Amir left the meeting thinking about how absolutely unskillful he had been in his initial attempt at seeking opposition, and how things had turned around once he’d taken the time to lower the stakes for himself and re-engage with fresh perspective. In the end, it had been a win for everybody.
Meanwhile, when the team members gathered together for lunch later that same day, they reflected on how productively the conversation had gone — and how relieved they were that they weren’t going to be spending their lunch hour complaining about Amir’s high-handed approach and its negative impact on them.
Of course, since this was such a change from what it had been like to voice opposition to Amir in the past, they weren’t sure whether it was the beginning of a sea change or just a new kind of coffee in his cup — but that’s the nature of change: it takes time and a steady building up of positive experiences.
Bringing the conversation in the room
In the stories above, Amir and Vijay were both wrestling with growing their leadership range and being able to invite opposition into the conversation when needed. But they each went about it in a different way.
Vijay started off with his team by being transparent, sharing what he was doing in the leadership program, and why he was bringing the learning back to the team. He was actually inviting his team to talk about HOW they were talking with one another. It was a reflective conversation, and it went quite smoothly.
By contrast, because Amir’s difficulty with opposition was laid down for him early on in his formative years, voicing and welcoming opposition were much more stressful for him. When we feel like we are in high stakes mode, our behavior changes — and Amir was no different.

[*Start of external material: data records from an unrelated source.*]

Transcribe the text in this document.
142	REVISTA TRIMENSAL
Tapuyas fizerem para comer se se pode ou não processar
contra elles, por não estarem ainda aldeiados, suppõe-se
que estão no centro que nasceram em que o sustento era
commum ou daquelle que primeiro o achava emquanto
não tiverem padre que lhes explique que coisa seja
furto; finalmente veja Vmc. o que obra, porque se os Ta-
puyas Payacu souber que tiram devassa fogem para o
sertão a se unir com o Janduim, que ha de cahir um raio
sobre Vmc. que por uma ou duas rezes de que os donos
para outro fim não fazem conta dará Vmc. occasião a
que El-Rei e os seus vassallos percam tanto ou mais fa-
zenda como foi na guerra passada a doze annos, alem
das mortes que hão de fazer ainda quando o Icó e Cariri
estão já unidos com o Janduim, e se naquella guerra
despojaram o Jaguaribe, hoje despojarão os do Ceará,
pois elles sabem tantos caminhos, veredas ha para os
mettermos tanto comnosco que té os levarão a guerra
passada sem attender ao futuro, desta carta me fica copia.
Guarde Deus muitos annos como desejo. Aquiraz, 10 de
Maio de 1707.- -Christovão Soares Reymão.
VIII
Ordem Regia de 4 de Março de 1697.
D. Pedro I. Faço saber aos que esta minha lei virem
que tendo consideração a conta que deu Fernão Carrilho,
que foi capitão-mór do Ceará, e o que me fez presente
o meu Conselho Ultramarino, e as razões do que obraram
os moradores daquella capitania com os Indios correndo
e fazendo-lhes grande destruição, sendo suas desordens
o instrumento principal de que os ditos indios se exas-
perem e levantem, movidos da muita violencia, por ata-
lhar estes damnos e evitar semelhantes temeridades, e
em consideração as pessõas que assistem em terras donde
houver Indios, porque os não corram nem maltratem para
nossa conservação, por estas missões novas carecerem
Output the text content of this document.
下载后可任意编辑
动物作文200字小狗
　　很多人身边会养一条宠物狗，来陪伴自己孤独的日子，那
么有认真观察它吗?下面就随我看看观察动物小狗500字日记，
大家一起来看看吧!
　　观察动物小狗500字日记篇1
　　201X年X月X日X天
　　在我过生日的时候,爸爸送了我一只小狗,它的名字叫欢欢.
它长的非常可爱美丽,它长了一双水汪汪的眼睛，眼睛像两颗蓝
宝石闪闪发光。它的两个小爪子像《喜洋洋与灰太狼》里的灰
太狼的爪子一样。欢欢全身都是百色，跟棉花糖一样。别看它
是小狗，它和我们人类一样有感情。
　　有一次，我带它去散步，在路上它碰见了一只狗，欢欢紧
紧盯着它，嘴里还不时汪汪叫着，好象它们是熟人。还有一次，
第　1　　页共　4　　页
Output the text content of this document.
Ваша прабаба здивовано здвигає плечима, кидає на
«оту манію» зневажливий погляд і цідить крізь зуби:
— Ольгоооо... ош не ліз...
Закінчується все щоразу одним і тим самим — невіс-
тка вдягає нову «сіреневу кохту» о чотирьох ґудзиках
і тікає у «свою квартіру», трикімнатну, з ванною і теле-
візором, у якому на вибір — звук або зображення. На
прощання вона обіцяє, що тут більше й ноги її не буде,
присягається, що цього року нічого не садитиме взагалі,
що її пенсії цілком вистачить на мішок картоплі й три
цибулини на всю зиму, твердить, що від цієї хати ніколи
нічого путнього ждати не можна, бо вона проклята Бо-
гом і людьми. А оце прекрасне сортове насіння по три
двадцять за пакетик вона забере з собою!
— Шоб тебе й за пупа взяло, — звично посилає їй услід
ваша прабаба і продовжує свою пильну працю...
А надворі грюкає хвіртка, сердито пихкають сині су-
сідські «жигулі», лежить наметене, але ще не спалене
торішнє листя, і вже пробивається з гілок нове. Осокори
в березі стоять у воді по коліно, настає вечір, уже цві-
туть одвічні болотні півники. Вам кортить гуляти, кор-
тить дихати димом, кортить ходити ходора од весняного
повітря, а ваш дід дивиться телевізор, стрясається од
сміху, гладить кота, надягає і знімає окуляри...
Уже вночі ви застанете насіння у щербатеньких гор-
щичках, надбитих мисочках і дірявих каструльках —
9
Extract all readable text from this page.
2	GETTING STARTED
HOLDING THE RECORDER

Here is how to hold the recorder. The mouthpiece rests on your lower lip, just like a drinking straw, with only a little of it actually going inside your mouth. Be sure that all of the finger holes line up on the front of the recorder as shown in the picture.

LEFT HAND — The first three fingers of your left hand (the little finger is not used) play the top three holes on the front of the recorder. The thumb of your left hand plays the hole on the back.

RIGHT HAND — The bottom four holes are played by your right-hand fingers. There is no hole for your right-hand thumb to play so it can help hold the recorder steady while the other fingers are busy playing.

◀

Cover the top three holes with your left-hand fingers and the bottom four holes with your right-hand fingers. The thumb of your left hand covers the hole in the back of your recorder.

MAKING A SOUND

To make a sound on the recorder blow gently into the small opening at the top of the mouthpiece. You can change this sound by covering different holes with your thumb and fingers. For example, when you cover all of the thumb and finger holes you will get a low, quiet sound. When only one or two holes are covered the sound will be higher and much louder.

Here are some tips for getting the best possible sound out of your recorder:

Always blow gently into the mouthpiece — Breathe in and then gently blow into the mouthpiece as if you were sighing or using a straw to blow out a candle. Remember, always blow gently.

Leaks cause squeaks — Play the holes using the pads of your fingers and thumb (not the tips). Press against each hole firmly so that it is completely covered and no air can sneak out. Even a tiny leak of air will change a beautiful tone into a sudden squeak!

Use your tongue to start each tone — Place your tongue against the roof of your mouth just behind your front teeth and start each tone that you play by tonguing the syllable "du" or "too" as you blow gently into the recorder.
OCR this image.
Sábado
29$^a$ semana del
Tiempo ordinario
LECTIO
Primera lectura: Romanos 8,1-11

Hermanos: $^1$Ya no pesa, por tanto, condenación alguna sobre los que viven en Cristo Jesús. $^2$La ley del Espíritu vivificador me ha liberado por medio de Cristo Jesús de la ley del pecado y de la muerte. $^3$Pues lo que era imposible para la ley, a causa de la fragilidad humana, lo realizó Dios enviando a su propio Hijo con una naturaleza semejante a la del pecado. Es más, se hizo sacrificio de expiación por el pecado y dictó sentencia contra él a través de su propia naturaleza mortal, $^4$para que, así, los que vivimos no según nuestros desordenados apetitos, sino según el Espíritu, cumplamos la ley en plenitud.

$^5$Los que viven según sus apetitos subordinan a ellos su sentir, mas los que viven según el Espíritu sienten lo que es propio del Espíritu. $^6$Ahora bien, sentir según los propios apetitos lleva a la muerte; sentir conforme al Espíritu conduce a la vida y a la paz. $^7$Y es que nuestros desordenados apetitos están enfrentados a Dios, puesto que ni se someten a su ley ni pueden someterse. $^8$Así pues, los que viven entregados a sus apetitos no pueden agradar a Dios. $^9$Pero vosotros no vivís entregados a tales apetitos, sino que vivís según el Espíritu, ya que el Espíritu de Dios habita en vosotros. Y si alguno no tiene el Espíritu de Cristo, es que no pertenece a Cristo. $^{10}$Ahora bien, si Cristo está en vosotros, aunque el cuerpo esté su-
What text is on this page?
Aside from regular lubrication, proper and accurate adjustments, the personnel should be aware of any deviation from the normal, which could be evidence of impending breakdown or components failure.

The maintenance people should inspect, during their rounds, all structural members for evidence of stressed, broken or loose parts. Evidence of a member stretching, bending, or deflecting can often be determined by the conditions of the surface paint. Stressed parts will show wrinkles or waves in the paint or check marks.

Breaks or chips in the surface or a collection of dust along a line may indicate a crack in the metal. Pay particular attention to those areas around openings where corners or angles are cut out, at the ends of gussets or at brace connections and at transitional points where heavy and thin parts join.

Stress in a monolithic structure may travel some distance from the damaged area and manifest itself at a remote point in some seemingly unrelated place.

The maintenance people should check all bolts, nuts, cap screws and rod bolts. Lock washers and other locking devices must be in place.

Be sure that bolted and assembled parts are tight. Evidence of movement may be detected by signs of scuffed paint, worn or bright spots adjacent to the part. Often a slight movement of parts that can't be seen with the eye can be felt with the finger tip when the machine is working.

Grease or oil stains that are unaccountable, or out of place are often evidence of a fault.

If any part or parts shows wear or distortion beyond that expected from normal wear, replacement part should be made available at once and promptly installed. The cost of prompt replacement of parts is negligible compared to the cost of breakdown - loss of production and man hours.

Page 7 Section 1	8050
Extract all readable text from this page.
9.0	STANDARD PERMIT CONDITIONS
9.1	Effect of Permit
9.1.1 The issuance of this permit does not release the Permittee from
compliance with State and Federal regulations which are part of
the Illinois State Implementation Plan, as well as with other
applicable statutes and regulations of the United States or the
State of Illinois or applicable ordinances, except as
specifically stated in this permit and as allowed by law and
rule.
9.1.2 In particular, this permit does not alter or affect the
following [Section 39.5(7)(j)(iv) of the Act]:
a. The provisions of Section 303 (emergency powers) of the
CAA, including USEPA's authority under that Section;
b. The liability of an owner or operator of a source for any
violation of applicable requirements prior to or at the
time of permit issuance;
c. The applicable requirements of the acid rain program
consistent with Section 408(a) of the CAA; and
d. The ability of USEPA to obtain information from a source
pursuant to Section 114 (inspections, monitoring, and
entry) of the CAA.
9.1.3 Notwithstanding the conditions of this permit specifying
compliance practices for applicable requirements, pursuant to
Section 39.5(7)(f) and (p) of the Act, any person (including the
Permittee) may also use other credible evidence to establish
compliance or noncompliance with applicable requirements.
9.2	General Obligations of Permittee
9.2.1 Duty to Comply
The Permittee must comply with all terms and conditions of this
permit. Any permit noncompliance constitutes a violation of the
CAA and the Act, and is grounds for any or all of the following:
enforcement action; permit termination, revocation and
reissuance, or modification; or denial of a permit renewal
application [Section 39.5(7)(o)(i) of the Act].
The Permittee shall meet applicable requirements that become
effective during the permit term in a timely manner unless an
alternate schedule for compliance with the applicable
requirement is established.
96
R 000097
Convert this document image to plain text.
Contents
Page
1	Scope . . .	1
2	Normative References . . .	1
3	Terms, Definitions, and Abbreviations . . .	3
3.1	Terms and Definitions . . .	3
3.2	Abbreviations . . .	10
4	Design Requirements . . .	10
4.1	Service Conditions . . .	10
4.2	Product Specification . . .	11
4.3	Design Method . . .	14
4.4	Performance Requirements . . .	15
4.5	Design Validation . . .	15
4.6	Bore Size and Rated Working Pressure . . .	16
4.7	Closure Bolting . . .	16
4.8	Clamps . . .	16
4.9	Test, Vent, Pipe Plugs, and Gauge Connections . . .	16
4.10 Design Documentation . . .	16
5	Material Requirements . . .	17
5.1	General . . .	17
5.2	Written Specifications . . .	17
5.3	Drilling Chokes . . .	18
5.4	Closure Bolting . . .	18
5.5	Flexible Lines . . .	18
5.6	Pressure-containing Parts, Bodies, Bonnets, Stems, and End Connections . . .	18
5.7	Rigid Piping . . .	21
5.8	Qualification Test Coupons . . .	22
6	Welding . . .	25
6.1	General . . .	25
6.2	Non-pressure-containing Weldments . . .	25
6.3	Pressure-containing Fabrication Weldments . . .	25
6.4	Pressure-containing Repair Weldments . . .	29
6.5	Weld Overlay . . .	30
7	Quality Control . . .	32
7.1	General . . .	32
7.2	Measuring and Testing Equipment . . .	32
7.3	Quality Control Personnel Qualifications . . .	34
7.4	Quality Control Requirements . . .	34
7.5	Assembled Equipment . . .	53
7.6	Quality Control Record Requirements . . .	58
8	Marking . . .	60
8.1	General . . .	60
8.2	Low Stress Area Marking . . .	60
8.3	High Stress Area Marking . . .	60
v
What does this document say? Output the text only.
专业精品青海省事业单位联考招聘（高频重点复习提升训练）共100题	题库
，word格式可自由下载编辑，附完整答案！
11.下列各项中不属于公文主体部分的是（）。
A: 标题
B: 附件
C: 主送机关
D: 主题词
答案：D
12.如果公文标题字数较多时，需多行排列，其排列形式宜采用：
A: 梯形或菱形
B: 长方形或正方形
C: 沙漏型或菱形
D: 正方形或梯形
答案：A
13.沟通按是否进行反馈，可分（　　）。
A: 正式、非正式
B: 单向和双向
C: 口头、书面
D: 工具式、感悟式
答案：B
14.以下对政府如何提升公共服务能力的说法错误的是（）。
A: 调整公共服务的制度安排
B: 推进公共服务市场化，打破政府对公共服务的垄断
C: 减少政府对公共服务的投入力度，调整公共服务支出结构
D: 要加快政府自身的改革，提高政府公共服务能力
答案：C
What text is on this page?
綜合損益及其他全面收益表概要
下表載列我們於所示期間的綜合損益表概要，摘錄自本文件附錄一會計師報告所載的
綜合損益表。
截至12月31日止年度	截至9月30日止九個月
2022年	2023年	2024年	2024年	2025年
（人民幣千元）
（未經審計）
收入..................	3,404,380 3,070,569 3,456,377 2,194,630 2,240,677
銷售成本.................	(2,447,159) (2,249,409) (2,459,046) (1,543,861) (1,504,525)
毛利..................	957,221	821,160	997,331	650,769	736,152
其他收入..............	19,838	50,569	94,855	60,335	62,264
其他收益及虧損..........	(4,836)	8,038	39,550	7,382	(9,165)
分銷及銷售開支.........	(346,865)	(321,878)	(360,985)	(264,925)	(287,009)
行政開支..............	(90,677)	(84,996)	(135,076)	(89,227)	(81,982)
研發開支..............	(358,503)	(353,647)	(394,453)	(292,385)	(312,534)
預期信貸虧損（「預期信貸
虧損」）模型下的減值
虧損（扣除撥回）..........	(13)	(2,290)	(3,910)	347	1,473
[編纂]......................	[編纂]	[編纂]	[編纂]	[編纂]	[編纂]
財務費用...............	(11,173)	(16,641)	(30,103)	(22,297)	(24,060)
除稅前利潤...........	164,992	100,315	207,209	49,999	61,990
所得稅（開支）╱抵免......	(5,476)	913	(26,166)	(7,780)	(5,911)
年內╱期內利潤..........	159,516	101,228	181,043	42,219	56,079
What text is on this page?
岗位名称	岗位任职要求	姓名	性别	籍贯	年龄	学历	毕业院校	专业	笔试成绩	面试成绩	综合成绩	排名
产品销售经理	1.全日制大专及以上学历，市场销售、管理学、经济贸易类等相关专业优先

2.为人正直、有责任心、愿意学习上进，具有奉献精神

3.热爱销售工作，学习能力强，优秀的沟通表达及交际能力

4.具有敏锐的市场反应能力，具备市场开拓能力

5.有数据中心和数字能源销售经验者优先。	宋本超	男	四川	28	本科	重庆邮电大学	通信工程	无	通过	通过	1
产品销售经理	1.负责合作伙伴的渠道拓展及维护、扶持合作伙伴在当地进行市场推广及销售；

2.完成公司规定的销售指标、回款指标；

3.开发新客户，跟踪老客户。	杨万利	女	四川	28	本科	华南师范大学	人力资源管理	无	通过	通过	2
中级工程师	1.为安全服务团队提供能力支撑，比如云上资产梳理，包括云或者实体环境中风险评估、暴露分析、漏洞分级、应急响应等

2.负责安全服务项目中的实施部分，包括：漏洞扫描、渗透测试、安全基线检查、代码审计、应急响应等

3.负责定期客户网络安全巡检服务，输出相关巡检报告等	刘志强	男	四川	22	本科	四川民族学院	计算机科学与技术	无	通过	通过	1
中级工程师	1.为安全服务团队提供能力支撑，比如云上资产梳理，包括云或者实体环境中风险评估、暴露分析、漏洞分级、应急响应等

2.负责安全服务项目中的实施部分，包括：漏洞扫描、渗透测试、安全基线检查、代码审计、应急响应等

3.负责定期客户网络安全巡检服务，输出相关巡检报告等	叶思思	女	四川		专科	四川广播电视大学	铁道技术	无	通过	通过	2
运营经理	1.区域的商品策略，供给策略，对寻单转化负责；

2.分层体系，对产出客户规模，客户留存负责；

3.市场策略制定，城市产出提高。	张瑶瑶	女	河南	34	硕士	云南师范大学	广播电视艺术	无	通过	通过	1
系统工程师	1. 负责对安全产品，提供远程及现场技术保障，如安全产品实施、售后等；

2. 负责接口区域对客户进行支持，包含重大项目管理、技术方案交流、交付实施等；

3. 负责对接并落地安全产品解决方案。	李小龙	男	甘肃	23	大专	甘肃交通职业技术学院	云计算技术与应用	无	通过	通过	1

You’ll notice that when Amir brought his learning to his team, he didn’t actually share his learning journey or his intention openly. Instead, he privately set his intention of facing opposition more productively. And then, when he suspected that there was opposition, his intention of welcoming disagreement and being curious did not really get voiced through the lens of curiosity. Instead, it was voiced with a hint of accusation and blame.
In short, Amir created a bit of a mess at first. But, unlike previous occasions, he stuck with the conversation. He took a pause, which interrupted the pattern, and he took time to remember what his intentions were. He was able to come back to the conversation and continued it with much more openness and curiosity. As a result, Amir’s team got to a really good place in the end — and it was very different from where they would have been if Amir had just dropped the topic or made a unilateral decision at the first sign of disagreement.
There are a few key principles to the work of building communicative competency in teams that we can learn from Amir and Vijay.
- Get comfortable with being uncomfortable. You’re going to be unskillful sometimes as you learn and practice. It’s okay. The greatest learnings will likely come from the messy situations you create.
- Let your team know what you’re working on. Take a nod from Vijay. Invite your team to give you feedback. Share your intentions with them.
- Invest the time in practice and journaling. You cannot do this work without reflecting. Every day that ends without at least a small bit of reflection time is an opportunity missed for awareness and change. As I always say: awareness precedes choice, precedes change.
- Stay when it gets difficult. The moment you may want to fold up your notebook and go home is the very moment that you need to stretch into staying with the conversation. If you need a pause or a break, take it. But be sure to know when you’re coming back to the conversation. If you need 15 minutes, take it. If you need 24 hours, take it. But commit to coming back to the conversation so you can pick up where you left off.